Les débuts de la mission chrétienne

Mais comment la Pentecôte rend-elle possible les débuts de la mission des disciples ? Deux expressions utilisées en Actes 2.4 permettent, en partie, de répondre à cette question.

Premièrement, tous ceux qui étaient présents dans la maison furent « remplis d’Esprit saint » (Actes 2.4). Excepté Éphésiens 5.18, c’est là une expression que seul Luc utilise et qui peut signifier deux choses : la réception initiale et permanente de l’Esprit chez une personne, afin que celle-ci puisse servir Dieu (cf. Jean-Baptiste en Luc 1.15 ou Paul en Actes 9.17) ; ou l’inspiration par l’Esprit en vue d’une parole ou d’un discours prophétiques (cf. Luc 1.41, 67 ; Actes 4.8, 31 ; 13.9). Dans le récit de la Pentecôte, ces deux significations semblent présentes. Quand les apôtres furent remplis de l’Esprit, ce fut pour eux le départ d’un ministère d’annonce de l’Évangile. Mais l’aspect prophétique du don de l’Esprit est également présent. Dans son discours, Pierre ajoute d’ailleurs « et il prophétiseront » à la citation du prophète Joël (2.18). Or, cette phrase n’est pas présente dans le texte du livre de Joël ! Ainsi, la plénitude de l’Esprit pour les apôtres à la Pentecôte fut une initiation à leur nouveau ministère d’apôtres, de témoins du Christ, mais aussi une habilitation à prophétiser, à proclamer la parole de Dieu.

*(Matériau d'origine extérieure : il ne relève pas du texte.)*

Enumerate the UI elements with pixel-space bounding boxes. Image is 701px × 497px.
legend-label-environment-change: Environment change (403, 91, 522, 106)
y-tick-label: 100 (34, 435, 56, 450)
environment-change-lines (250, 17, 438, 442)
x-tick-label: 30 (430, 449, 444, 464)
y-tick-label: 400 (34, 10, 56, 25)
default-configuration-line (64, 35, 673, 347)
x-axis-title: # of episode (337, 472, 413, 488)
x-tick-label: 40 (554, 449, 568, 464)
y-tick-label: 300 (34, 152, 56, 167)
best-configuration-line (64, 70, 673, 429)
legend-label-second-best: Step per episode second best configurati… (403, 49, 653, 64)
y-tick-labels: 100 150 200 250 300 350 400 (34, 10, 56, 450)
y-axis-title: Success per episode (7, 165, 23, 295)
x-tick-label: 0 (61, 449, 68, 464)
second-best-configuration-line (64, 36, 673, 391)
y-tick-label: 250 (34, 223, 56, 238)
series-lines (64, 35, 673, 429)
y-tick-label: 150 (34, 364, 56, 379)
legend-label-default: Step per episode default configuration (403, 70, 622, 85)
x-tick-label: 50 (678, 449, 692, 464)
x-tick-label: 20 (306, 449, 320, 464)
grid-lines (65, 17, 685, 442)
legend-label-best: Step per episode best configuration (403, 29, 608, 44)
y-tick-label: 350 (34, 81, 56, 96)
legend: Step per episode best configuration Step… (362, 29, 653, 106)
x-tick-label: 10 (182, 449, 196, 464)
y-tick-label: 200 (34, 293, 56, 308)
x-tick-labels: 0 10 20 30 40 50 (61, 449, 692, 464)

Deuxièmement, les apôtres se mirent à parler « en d’autres langues ». Ce fait est significatif car il démontre que le projet de Dieu de bénir et d’être réconcilié avec toutes les nations (cf. Genèse 12.2-3 ; Luc 24.47 ; Actes 1.8) prend un tournant décisif. En Actes 2.5-12, la bénédiction est expérimentée dans un renversement dramatique de la confusion de Babel : des gens de toutes les nations, présentes ce jour-là à Jérusalem, entendent la bonne nouvelle de Dieu dans leur propre langue ! Certes, à la Pentecôte l’Évangile ne fut entendu qu’à Jérusalem et que par des Juifs et prosélytes (Actes 2.5, 11), mais très vite, à travers le ministère des apôtres et de leurs associés, un élan missionnaire hors des frontières ethniques et géographiques d’Israël s’opérera en suivant le programme d’Actes 1.8 (à Jérusalem, dans toute la Judée et en Samarie, et jusqu’aux extrémités de la terre). La Pentecôte présage donc de l’universalité de la mission de l’Église.

Notre récit ?

La Pentecôte est un événement majeur de l’histoire du salut et de la mission de l’Église parce qu’il marque le début de la mission chrétienne : à la Pentecôte, la réconciliation voulue par Dieu s’est mise en marche, inexorablement. Deux millénaires plus tard, l’Église se trouve pourtant dans une situation paradoxale : d’une part, l’Évangile a atteint les extrémités de la terre, mais d’autre part, toute la création n’est pas encore réconciliée avec Dieu. L’Évangile a accompli de grandes choses, mais tant reste encore à faire !

Cette situation ne doit surtout pas nous décourager. En pensant à la première Pentecôte, nous nous souvenons que les disciples sont alors partis de rien et que l’Évangile qu’ils ont courageusement proclamé a porté son fruit. À leur tour, où qu’elles se trouvent, quelles que soient leur situation, les communautés chrétiennes se doivent donc de continuer à marcher sur les pas des premiers apôtres : fort de l’Esprit saint qui les accompagnent, elles proclament l’Évangile de la grâce de Dieu en Jésus-Christ.